Exploring the Limits of Transfer Learning with a Unified Text-to-Text Transformer(2020)
August 5, 2023The authors of Exploring the Limits of Transfer Learning with a Unified Text-to-Text Transformer performed experiments with Text-to-Text Transfer Transformer(T5), a unified framework for NLP.
The basic idea underlying T5 is to treat various NLP problems as taking text as input and producing new text as output.
Their goal is to explore general language learning abilities instead of providing new methods.
They are interested in exploring the limits of transfer learning for NLP by scaling up models and data sets beyond what has previously been considered.
To perform experiments at scale, they created Colossal Clean Crawled Corpus (C4), a dataset consisting of hundreds of gigabytes of clean English text scraped from the web.
They leveraged Common Crawl to create C4.
They used heuristic for cleaning up Common Crawl web-extracted text, and used langdetect
to filter out any pages that are not classified as English documents.
To train a single model on the diverse set of downstream tasks, including machine translation, question answering, abstractive summarization, and text classification, they cast the tasks into a “text-to-text” format where they add a task-specific (text) prefix to the original input sequence before feeding it to the model.
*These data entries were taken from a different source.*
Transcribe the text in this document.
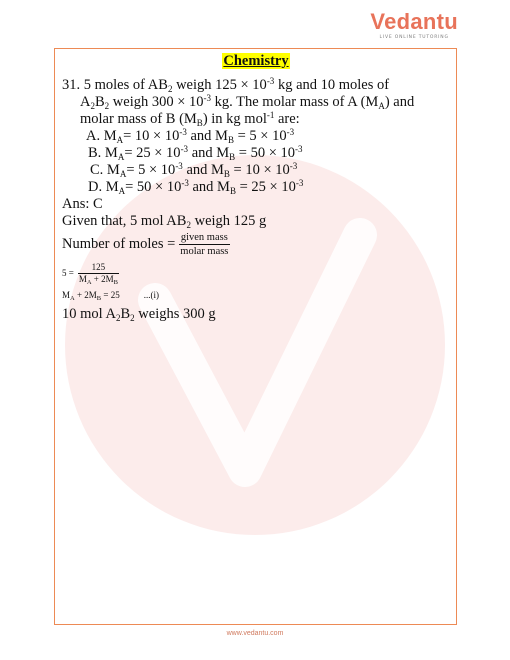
Vedantu
LIVE ONLINE TUTORING
Chemistry
31. 5 moles of $AB_2$ weigh $125 \times 10^{-3}$ kg and 10 moles of
$A_2B_2$ weigh $300 \times 10^{-3}$ kg. The molar mass of A $(M_A)$ and
molar mass of B $(M_B)$ in kg mol$^{-1}$ are:
A. $M_A= 10 \times 10^{-3}$ and $M_B = 5 \times 10^{-3}$
B. $M_A= 25 \times 10^{-3}$ and $M_B = 50 \times 10^{-3}$
C. $M_A= 5 \times 10^{-3}$ and $M_B = 10 \times 10^{-3}$
D. $M_A= 50 \times 10^{-3}$ and $M_B = 25 \times 10^{-3}$
Ans: C
Given that, 5 mol $AB_2$ weigh 125 g
Number of moles = $\frac{\text{given mass}}{\text{molar mass}}$
$5 = \frac{125}{M_A + 2M_B}$
$M_A + 2M_B = 25$	...(i)
10 mol $A_2B_2$ weighs 300 g
www.vedantu.com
For example, to ask the model to translate a sentence from English to German, the input sequence becomes “translate English to German: That is good.” and the model would be trained to output “Das ist guit.”
They compared three pre-training objectives. The first technique is prefix language modeling, which splits text into two components, one to use as inputs to the model and the other use as a target sequence to be predicted. The second technique is “masked language modeling”(MLM) used in BERT. MLM takes a span of text and corrupts 15% of the tokens. In the encoder-decoder case, they use the entire uncorrupted sequence as the target, while their baseline objective uses only the corrupted tokens as targets. The third technique is the deshuffling objective, which takes a sequence of tokens, shuffles it, and reconstruct the original sequence. MLM performed best.
The models that they study through the experiments are roughly equivalent to the original Transformer except for removing the Layer Norm bias, placing the layer normalization outside the residual path, using the position embedding scheme. While The original Transformer used fixed embeddings for each position, they used relative position embeddings for the experiments.
Training a larger model and using an ensemble of models yielded better results than a single model and a small model. A larger model often outperformed a smaller model on more data for less steps. Ensembling models that were fine-tuned from the same base pre-trained model performed worse than separately pre-training and fine-tuning all models.